Perbatasan Kita di Fushimi Inari

Halo teman-teman semua👋 Aku mau pantun dulu yaa!

Makan buah sama si Ajung
Mobil baru punya si Rani
Sudah lama nggak berkunjung
Kangen aku nggak ni?

Sudah lama yaa aku tidak menulis kembali di blog ini. Maaf ya, lala hanya ingin hibernasi saja. Hibernasi dari semua hal yang melelahkan. Sering sekali satu lain hal membuatku nggak konsisten menulis di blog. Aku ingin sekali berbagi dengan kalian lewat blog ini. Bukan berarti aku malas menulis di blog, tapi memang hal-hal itu nggak bisa aku kendalikan. Seperti feeling down atau badmood yang nggak stabil. Sekarang aku trying untuk mengendalikan itu semua. Bismillah, InsyaAllah aku konsisten disini. T-tapi nggak janji ya.. Gapapa kan? hehe

Oh ya, gimana dengan hari ini? Aku harap kamu selalu sehat dan dalam keadaan yang benar-benar baik sekali. Pokoknya yang sudah kamu lakukan hari ini sudah sangat baik dan lebih baik dari hari kemarin. Aku yakin banget dengan hal itu.

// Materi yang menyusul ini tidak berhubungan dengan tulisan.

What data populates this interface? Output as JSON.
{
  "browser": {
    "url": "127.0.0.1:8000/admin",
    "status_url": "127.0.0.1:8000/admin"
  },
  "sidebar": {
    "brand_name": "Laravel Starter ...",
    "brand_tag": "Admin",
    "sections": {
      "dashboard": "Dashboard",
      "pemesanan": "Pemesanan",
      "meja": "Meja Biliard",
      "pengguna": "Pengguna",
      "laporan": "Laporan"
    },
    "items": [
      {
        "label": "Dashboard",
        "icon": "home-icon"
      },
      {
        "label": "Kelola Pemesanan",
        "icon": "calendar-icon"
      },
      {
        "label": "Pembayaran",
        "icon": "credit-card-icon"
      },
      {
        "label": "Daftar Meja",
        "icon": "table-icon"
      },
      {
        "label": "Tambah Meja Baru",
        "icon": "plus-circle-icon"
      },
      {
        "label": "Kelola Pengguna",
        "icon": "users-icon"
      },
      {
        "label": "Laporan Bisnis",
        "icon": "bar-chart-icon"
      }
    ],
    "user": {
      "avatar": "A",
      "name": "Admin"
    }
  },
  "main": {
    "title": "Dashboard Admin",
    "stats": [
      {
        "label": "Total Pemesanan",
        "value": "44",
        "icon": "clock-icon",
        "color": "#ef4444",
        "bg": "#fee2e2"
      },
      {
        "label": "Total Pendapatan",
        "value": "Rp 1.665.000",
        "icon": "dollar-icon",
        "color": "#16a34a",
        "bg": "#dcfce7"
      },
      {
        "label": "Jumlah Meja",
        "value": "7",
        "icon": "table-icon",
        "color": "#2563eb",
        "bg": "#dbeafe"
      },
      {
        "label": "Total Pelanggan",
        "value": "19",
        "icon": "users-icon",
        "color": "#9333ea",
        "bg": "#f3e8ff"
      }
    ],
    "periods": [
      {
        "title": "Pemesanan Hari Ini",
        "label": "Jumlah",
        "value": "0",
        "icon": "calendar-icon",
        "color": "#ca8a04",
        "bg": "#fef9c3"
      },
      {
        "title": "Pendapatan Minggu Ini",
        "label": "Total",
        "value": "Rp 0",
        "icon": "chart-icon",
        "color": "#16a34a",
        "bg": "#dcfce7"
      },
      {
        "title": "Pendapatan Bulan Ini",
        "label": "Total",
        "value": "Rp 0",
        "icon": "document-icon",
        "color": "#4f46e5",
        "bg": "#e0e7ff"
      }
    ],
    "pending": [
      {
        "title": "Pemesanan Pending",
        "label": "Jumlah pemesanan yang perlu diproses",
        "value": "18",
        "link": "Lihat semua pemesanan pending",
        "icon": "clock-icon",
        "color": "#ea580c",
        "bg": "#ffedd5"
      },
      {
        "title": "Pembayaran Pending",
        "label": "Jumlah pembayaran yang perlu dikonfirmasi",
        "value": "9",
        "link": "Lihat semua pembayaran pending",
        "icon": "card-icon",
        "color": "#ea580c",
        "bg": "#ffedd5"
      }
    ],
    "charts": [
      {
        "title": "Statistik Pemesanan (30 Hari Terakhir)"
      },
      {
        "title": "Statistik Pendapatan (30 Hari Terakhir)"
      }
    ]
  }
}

Setelah aku hibernasi yang cukup lama itu, akhirnya aku memutuskan untuk setiap postingan blog akan ada sharing dan kisah  dariku. Bagaimana kalian setuju kah? Kalau setuju angkat kaki yaa. Ehh... Maksudnya angkat tangan hehe. Jadi, di postingan kali ini, aku ingin menuliskan sebuah kisah. Mungkin lebih tepatnya cerita pendek kali ya? karena konfliknya pun tidak begitu rumit. Okei, tanpa berbasa-basi lagi. Kita mulai ceritanya yaa

Perbatasan Kita di Fushimi Inari

Namaku, Kazuro Harumi. Sering sekali aku dipanggil Haru. Aku tinggal di Jepang bersama kedua orangtuaku. Sebenarnya aku tidak asli keturunan Jepang, melainkan ada darah Indonesia dari Ibuku yang mengalir dalam diriku. Ayahku bernama Takeshi Kazuro dan Ibuku bernama Yulianti Arafah. Kedua orangtuaku tidak sengaja bertemu di pulau Pahawang yang terletak di Bandar Lampung, Indonesia. Kini pulau itu ialah saksi bisu pertemuan tidak sengaja diantara mereka yang berakhir ikatan janji suci. 

Kala itu, mereka berdua sedang berlibur di pulau Pahawang. Kalau dipikir-pikir kisah pertemuan kedua orangtuaku sedikit aneh. Ya, karena pertemuan mereka bukan ketika berkenalan saat munculnya mentari kemerahan yang ingin tenggelam. Pasalnya mereka bertemu karena kesalahpahaman. Kesalahpahaman yang membuat Ibu agak ilfeel dengan Ayah yang salah masuk toilet. Ayah masuk ke toilet wanita! Tentu saja Ibu langsung berteriak dan memanggil petugas keamanan yang ada disana. Ayah pun hanya kaget saja dan speechles. Ketika semua orang yang mendengar teriakan Ibu termasuk petugas keamanan. Muka Ayah berubah menjadi kebingungan.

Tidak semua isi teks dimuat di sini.